The lawyer is being paid to know which words matter and whether they should be used at all.

Still, the profession should not pretend nothing has changed.

If AI reduces the time needed to prepare a first draft, a chronology, a deposition outline, or a research framework by 80 or 90 percent, then a lawyer billing hourly cannot ethically pretend the time was still spent. The fact that the final product has value does not turn imaginary time into billable time.

If the lawyer wants to charge for value, the lawyer should say so.

That may be where much of the profession eventually goes. Some lawyers will continue to bill by the hour and pass efficiency savings to clients. Some will move toward flat fees for defined work. Some will use hybrid arrangements: hourly billing for open-ended litigation, flat fees for discrete motions, fixed-fee phases for discovery or hearings, or contingent components where permitted.

Those models may make more sense in an AI-assisted world because they align the lawyer’s incentive with efficiency.

But there is a difference between changing the fee agreement and quietly changing the meaning of an hour.

The free market does not owe lawyers the same income they made before a productivity revolution. If technology allows one experienced lawyer to do work that once required a partner, two associates, and a paralegal, clients will eventually ask why the bill still looks the same.

That is a fair question.

The answer cannot be that lawyers are entitled to preserve the old economics because the old economics were comfortable. Nor can the answer be that AI-assisted legal work should become nearly free. The better answer is that clients should pay for legal judgment, responsibility, risk, skill, and results, while lawyers should be candid about whether they are charging for time or value.

Lawyers who adapt well will not be the ones who pretend AI is just a fancy spell-checker. They also will not be the ones who treat AI as a substitute for legal judgment.
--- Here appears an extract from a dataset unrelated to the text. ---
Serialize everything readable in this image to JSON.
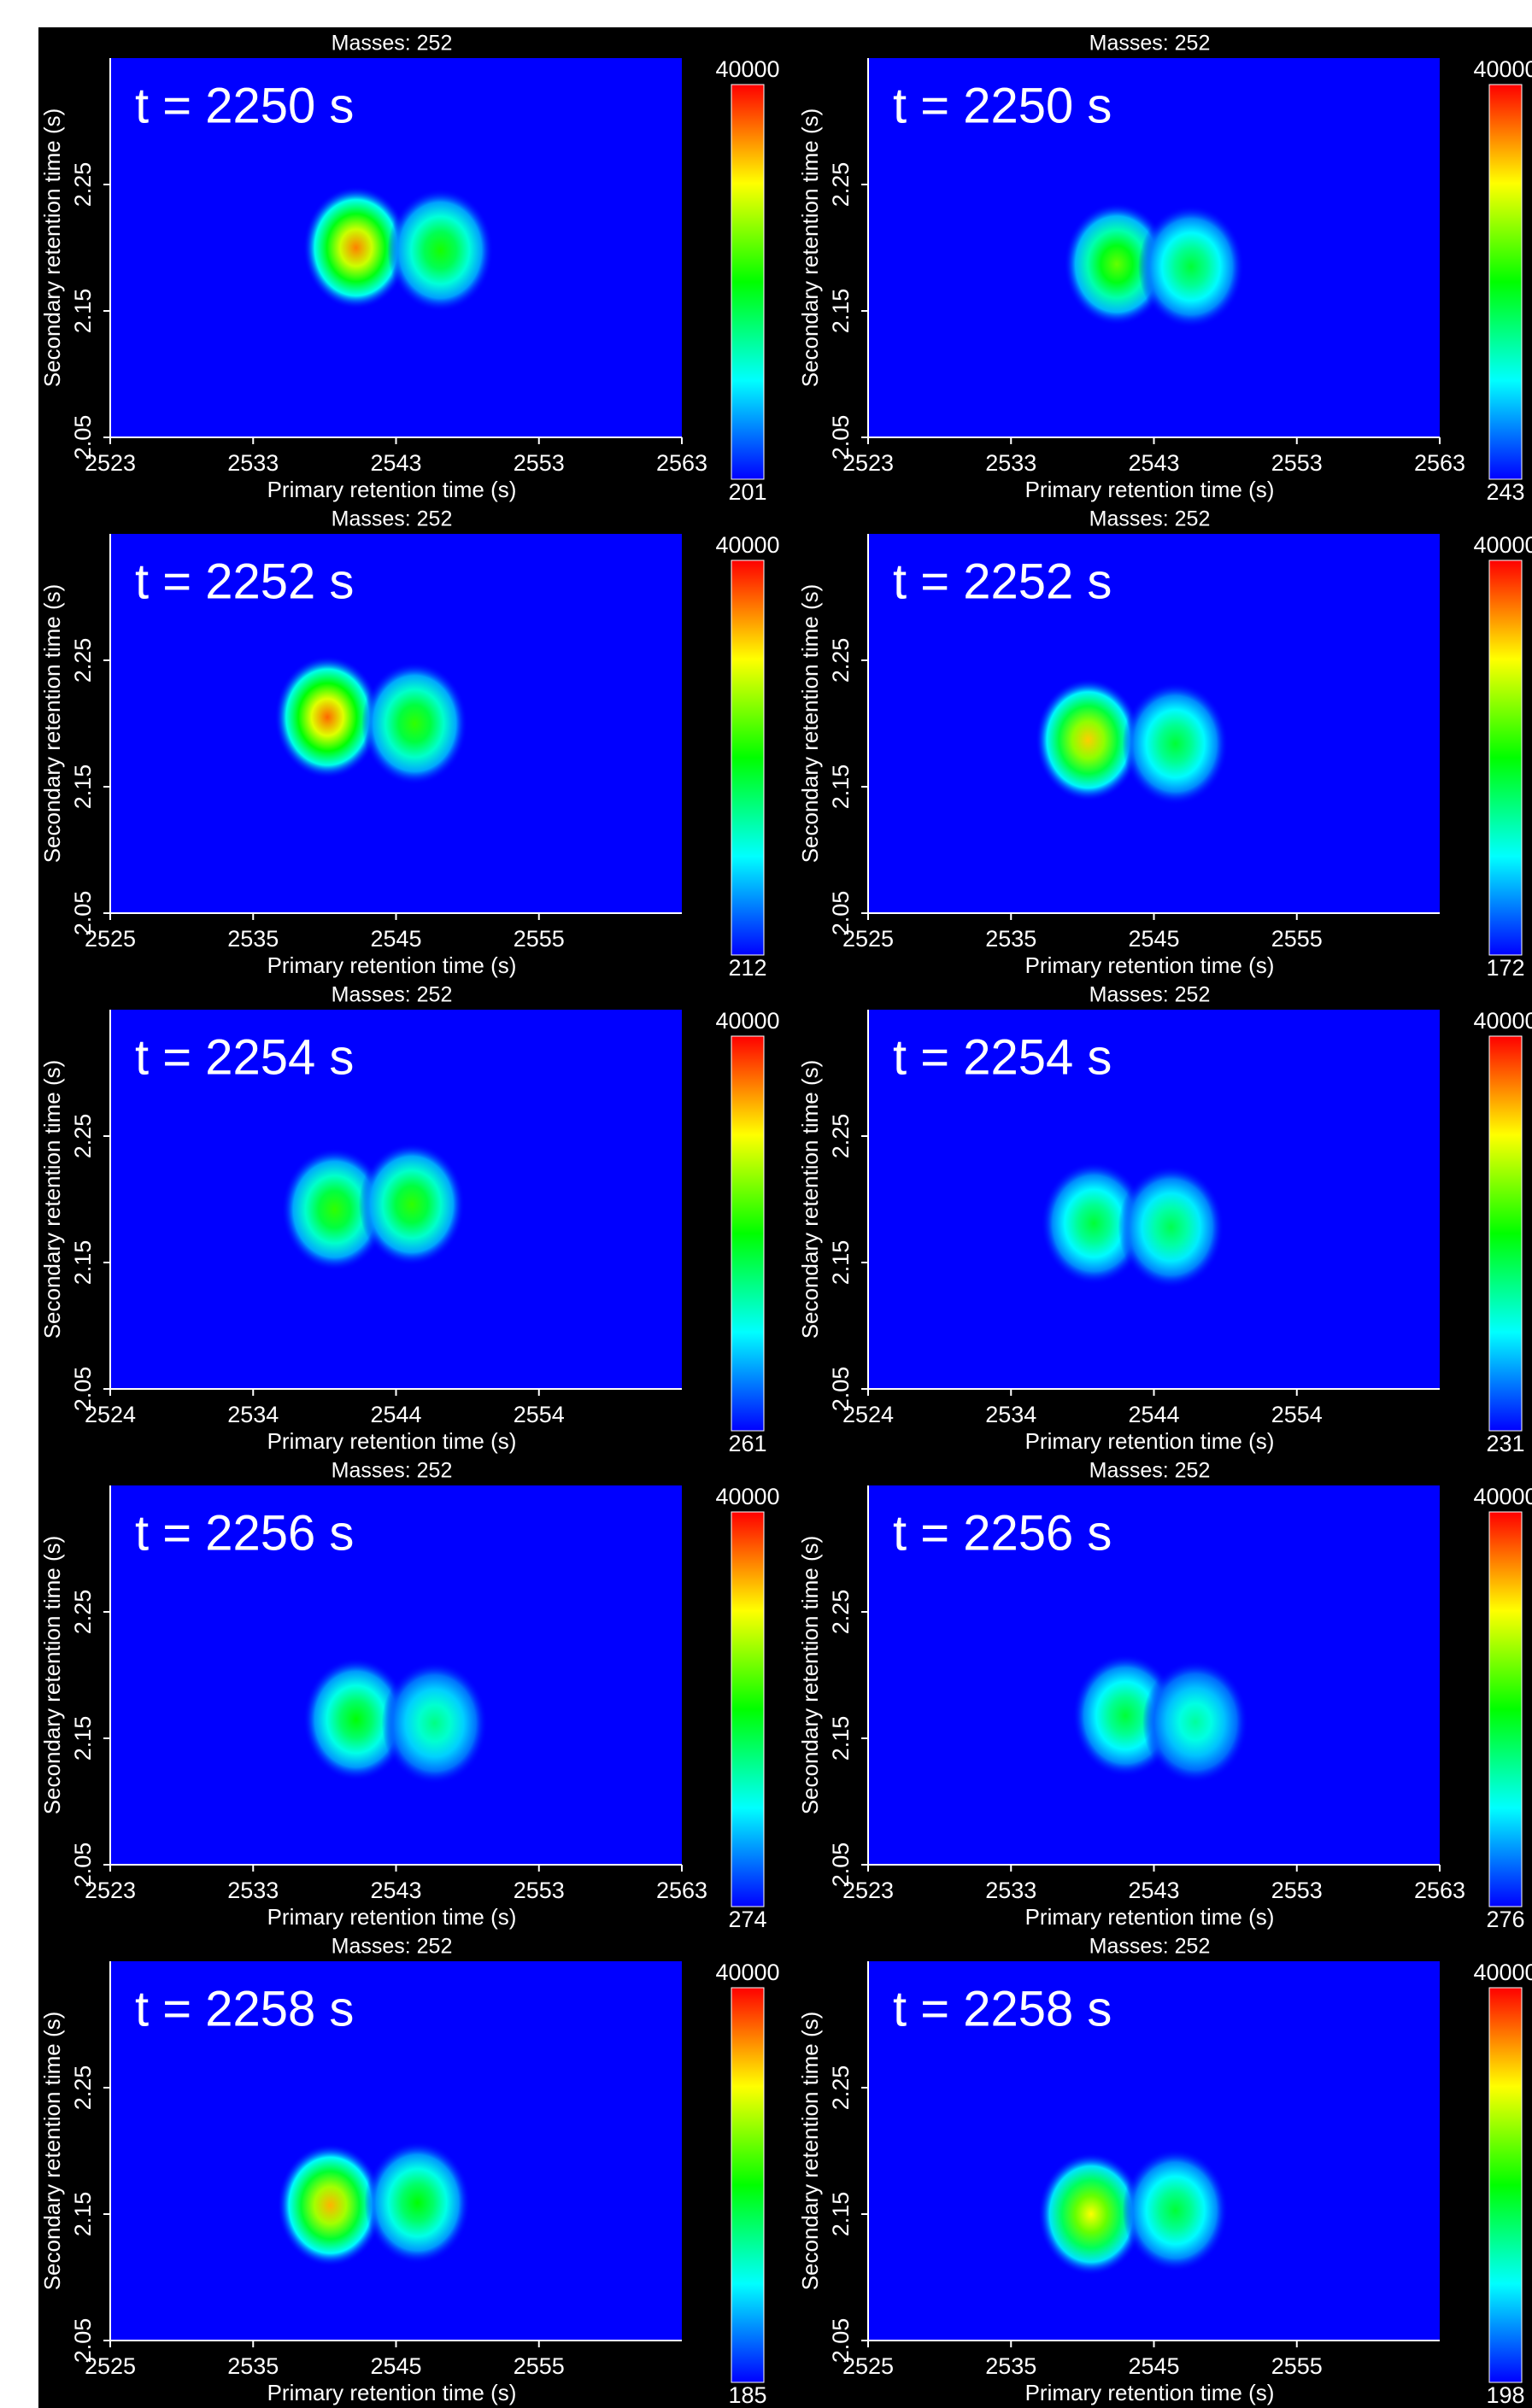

The lawyers who adapt well will be the ones who can say: I use modern tools to work more efficiently. I verify the work. I exercise judgment. I remain responsible. And my fee arrangement tells you honestly what you are paying for.

If the representation is hourly, the client pays for real time.

If the representation is flat-fee or value-based, the client agrees to that structure in advance.

AI has not killed lawyers.

But it has exposed a lot of billable friction.

The profession should be honest about that before clients figure it out for themselves.